Баранов понял намек. Да гори оно ясным пламенем, чтобы из-за башни какого-то идиотского монастыря погибло такое. Но ему было страшно: а вдруг и на него донос?
— Вы знаете, что на вас есть анонимный донос, князь?
— Возможно. У меня много врагов.
— О монастыре.
— Слышал и такое. Надеюсь, не игумен жаловался.
— Нет, он как раз молчит.
«Еще бы он кричал, — подумал князь. — Кто его, если он кричать будет, хлестанного, на месте оставит. Молодцы мужички! Надо будет обоим — волю».
А вслух продолжил:
— Видите, ветра из монастыря... мне бояться не приходится, я ведь говорю: сплетни врагов.
— А дочь?
— Да что дочь? Вы лучше спросите у нее и у зятя. Живут. Приданое — две тысячи душ. Чего им еще?
Баранов стал спокойнее.
— А кто же монастырь сжег?
— Французы, любезный генерал, французы. Все они, фармазоны. Буонапарте...
— А католический монастырь?
— Да, — признался Загорский, — угощали нас там, угощали. Такие гостеприимные люди!
И осекся.
— Неужто они жаловались?
— Что вы. Наоборот, хвалят.
«Почему бы они меня не хвалили, — подумал Загорский. — Послушал бы ты, как бы они меня хвалили, если бы я обер-прокурора Святейшего Синода убил, вместе с Курьяном».
А вслух обобщил:
— Вот видите, генерал, как можно обращать внимание на донос без подписи... Да и вообще, что говорить об этом... Давайте лучше в фараон перекинемся.
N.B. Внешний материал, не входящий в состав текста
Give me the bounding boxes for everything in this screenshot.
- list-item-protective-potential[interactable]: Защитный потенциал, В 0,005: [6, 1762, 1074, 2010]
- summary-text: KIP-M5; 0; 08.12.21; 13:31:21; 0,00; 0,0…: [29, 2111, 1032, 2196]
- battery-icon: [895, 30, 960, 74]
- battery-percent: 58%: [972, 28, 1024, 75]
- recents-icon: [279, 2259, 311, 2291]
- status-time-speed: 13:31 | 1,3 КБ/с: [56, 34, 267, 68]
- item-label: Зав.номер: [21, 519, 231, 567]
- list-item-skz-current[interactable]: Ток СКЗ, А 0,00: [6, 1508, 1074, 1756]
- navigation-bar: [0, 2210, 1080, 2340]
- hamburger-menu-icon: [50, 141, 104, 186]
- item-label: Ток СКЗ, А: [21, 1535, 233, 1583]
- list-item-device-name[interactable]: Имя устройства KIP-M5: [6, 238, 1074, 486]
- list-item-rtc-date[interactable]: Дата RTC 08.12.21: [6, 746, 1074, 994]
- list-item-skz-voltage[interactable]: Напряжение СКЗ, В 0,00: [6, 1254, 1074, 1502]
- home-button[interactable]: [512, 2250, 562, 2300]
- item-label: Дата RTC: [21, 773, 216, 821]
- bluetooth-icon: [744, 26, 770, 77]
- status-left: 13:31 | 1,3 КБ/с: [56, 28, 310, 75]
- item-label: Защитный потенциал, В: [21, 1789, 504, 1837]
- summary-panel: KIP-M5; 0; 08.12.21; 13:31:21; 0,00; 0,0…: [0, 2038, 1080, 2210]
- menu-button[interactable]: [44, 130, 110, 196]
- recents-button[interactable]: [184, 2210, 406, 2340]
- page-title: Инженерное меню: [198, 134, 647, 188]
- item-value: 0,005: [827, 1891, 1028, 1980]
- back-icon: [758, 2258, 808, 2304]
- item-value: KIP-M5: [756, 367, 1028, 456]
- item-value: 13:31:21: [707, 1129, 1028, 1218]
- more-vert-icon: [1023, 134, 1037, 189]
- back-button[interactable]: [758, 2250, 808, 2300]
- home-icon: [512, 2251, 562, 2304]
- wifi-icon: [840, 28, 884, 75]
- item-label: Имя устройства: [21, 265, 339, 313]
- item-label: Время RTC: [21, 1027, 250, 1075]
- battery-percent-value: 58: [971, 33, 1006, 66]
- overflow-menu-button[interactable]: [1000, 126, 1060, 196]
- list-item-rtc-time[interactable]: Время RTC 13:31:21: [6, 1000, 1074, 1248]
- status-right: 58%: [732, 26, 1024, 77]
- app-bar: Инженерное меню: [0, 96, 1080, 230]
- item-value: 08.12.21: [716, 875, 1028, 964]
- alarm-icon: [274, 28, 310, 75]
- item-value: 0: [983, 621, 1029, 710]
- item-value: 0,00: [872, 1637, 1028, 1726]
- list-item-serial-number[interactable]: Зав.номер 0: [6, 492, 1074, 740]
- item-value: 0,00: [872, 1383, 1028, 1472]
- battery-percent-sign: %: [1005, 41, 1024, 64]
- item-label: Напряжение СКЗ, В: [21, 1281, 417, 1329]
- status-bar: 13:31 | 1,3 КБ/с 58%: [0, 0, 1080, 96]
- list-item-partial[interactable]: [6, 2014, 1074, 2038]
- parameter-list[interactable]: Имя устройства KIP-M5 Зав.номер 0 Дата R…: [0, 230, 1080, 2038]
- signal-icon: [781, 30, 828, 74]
«Сволочь, — подумал Баранов. — Еще дразнит. Ну, я же тебе сейчас за фавна деньги проиграю. Отказаться не могу, по несчастной слабости моей к антикам, то я же сделаю так, что я у тебя этого фавна куплю. И руки будут свободны».
— Пожалуйста, князь.
«Дурак, — думал Загорский. — Ты ведь не только дурак, ты еще и сволочь. Посмотрим, кто проиграет. Чтобы проиграть в свое время да умело, на это мозги получше нужны, нежели у тебя...»
Перед рассветом Загорский встал из-за стола в страшном проигрыше: проиграл Загорщину. Баранов, не понимая, как же это так произошло, что он получил взятку, умолял его не считать игры всерьез.
— Родовое имение, князь. Его ведь нельзя проигрывать.
— Нельзя. Но карты. Несчастная слабость!
— Давайте не считать.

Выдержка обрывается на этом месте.